Large savings cushions and low unemployment mean “the jump-off point of households today is much better than back then,” said Beata Caranci, chief economist at Toronto-Dominion Bank.

TD estimates that Canadians collectively squirrelled away $300-billion more than their usual savings during 2020 and 2021. That extra cash – the product of generous pandemic benefits and reduced spending because of COVID-19 restrictions – should help households at all income levels cope with the current financial squeeze, Ms. Caranci said.

A strong labour market is also helping keep households afloat financially, according to Ms. Caranci. The jobless rate in October stood at 5.2 per cent, hovering near historic lows and far below rates seen between 1980 and 1990, when unemployment never dipped below 7 per cent, even though labour force participation – the proportion of the adult population that was actually working or looking for jobs – was lower at the time.

Savings and jobs are probably “why we’re not seeing capitulation in the market and we’re still seeing a fairly resilient consumer out there,” Ms. Caranci said.

But a better financial launch pad is no guarantee of a soft landing. Economists aren’t sure how quickly Canadians are drawing down their pandemic savings amid persistently high inflation and swelling debt payments.

Steven Ambler, an economist at the University of Quebec in Montreal, said one aggregate measure of deposits held at banks and other lenders suggests people with bank accounts have been “running them down.”
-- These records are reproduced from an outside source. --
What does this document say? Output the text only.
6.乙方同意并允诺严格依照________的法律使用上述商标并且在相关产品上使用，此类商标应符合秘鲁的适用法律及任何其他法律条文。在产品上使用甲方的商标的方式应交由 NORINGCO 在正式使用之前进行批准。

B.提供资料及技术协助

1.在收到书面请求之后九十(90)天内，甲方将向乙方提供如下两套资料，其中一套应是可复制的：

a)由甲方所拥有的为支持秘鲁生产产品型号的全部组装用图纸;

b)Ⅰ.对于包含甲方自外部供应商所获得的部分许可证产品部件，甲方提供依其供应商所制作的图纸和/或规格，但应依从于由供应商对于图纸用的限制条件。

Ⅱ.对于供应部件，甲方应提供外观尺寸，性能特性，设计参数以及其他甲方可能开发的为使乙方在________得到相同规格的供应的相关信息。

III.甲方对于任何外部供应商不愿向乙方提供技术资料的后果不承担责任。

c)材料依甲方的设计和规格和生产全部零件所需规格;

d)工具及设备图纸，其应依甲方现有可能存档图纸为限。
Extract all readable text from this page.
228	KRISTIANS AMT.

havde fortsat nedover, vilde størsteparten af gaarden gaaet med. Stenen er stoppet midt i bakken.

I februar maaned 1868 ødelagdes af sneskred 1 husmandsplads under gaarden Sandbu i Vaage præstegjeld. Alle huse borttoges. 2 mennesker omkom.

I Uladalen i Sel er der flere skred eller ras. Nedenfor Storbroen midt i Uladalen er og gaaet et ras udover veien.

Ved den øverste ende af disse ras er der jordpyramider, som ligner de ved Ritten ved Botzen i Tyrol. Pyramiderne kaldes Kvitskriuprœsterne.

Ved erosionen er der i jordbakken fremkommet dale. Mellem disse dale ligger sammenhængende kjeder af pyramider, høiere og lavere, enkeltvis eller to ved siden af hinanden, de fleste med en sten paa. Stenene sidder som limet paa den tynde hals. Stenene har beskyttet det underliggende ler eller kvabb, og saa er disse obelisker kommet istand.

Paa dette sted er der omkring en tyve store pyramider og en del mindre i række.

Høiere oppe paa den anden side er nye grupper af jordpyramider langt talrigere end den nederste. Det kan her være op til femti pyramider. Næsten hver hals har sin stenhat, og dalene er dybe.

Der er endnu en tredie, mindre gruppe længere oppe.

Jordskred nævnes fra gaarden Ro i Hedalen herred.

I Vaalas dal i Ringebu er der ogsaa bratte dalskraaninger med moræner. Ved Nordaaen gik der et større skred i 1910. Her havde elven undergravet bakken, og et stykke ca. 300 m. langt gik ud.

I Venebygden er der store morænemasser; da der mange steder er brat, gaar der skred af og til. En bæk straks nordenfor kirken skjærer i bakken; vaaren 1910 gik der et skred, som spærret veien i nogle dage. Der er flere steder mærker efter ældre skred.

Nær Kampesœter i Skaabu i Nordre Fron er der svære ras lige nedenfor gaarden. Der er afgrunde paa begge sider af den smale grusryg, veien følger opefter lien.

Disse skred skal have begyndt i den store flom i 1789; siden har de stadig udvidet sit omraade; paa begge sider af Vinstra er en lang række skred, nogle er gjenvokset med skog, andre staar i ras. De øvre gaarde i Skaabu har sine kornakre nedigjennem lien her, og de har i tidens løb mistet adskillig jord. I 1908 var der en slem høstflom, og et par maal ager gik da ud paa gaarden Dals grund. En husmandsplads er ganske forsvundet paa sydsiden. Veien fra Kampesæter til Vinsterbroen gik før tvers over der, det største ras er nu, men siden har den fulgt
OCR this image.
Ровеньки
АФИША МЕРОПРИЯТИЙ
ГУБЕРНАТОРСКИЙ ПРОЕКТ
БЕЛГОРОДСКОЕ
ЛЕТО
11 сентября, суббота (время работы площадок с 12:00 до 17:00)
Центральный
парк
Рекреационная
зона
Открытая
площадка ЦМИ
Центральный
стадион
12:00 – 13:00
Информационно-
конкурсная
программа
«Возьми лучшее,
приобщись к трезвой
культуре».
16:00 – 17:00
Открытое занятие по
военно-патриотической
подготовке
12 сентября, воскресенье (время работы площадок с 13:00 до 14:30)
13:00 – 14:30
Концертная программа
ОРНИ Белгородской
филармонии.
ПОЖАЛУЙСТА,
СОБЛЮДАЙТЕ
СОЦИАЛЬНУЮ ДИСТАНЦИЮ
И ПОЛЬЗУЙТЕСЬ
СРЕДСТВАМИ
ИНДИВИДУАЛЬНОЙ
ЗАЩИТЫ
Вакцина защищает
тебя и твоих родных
And whether and to what extent the labour market will maintain its strength is also an open question.

“If wages still stay high and household income rises faster, then it could improve affordability,” Mr. Hogue said in an interview, speaking about housing.

But if wage growth stalls, housing affordability might stagnate, or worsen. “That’s gonna keep things very uncomfortable for many Canadians,” he added.